Strike brings Assam to a halt

AFP, Guwahati
Businesses and shops were shut down yesterday in the northeastern Indian state of Assam to protest a rebel assault on an Independence Day parade which left 15 people dead, most of them schoolchildren.

"The strike has affected normal life across the state as the issue on which the call for a shutdown was given is an emotional one," a senior police official said.

In Sunday's attack, which also wounded 21 people, a bomb shook a college ground in the remote town of Dhemaji, 460 kilometres (285 miles) east of Assam's state capital Guwahati, during a parade.

"The response to the strike has been spontaneous. Everyone is angry over the killings," Amiya Bhuyan, general secretary of the All Assam Students Union (AASU), which called the dawn to dusk strike, told AFP.

AASU volunteers stood guard in various places to enforce the strike.

A senior police official, meanwhile, told AFP the Assam government was mulling plans to buy Improvised Explosive Device (IED) detectors from Israel.

"The surveillance systems we are using to detect explosives are obsolete. We need advanced sensors like those used in Israel," said the official, adding tha| the Assam government had urged the defence and home ministry to take up the matter with Israel.

Assam governor Ajai Singh, a retired army commander, has thrown his weight behind the proposal.

"Surveillance gadgets made in Israel are among the best in the world and we must upgrade our system to fight militancy," said Singh.

The army pointed out that the separatist United Liberation Front of Asom (ULFA) which has claimed responsibility for Sunday's attack had buried slabs of explosives about one metre (three feet) under the Dhemaji college grounds days before the parade.
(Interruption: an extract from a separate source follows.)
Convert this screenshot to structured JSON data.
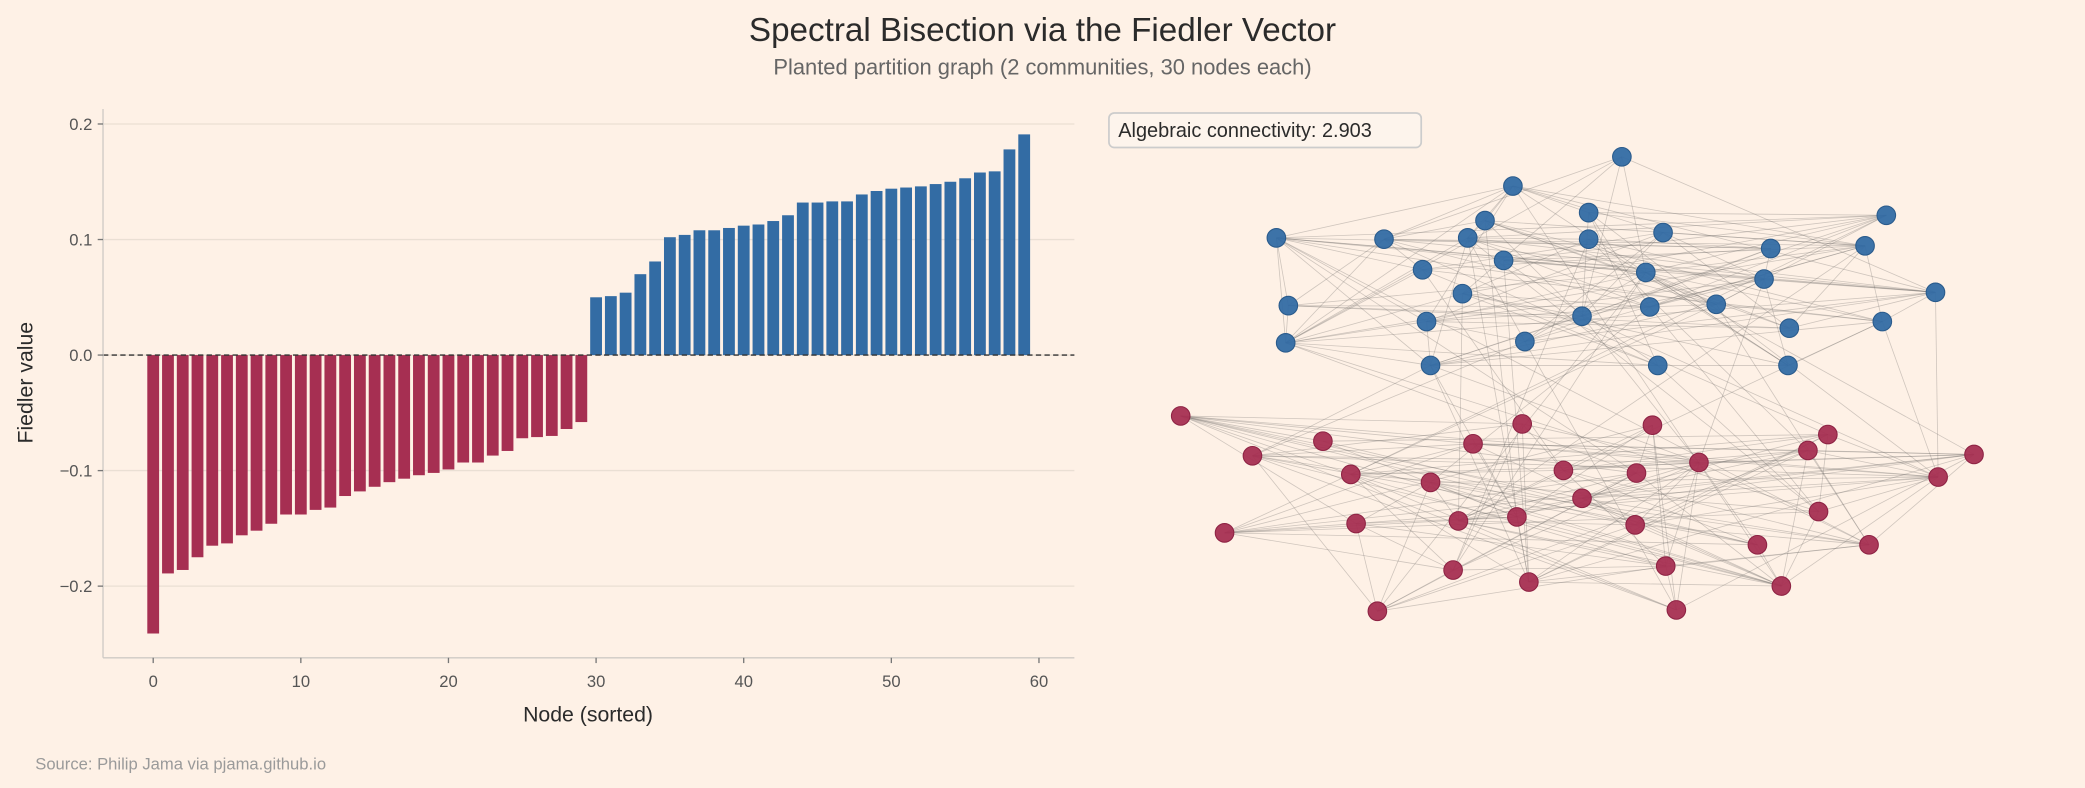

At least three of the 21 people injured in the blast are in a serious condition, Assam Chief Minister Tarun Gogoi told reporters.

"We have asked the authorities to shift a seriously injured girl to New Delhi for specialised treatment. She has injuries in both eyes," he said.

The ULFA has not responded to government appeals to end its campaign for an independent homeland. More than 10,000 people have died in insurgency in Assam in the past two decades.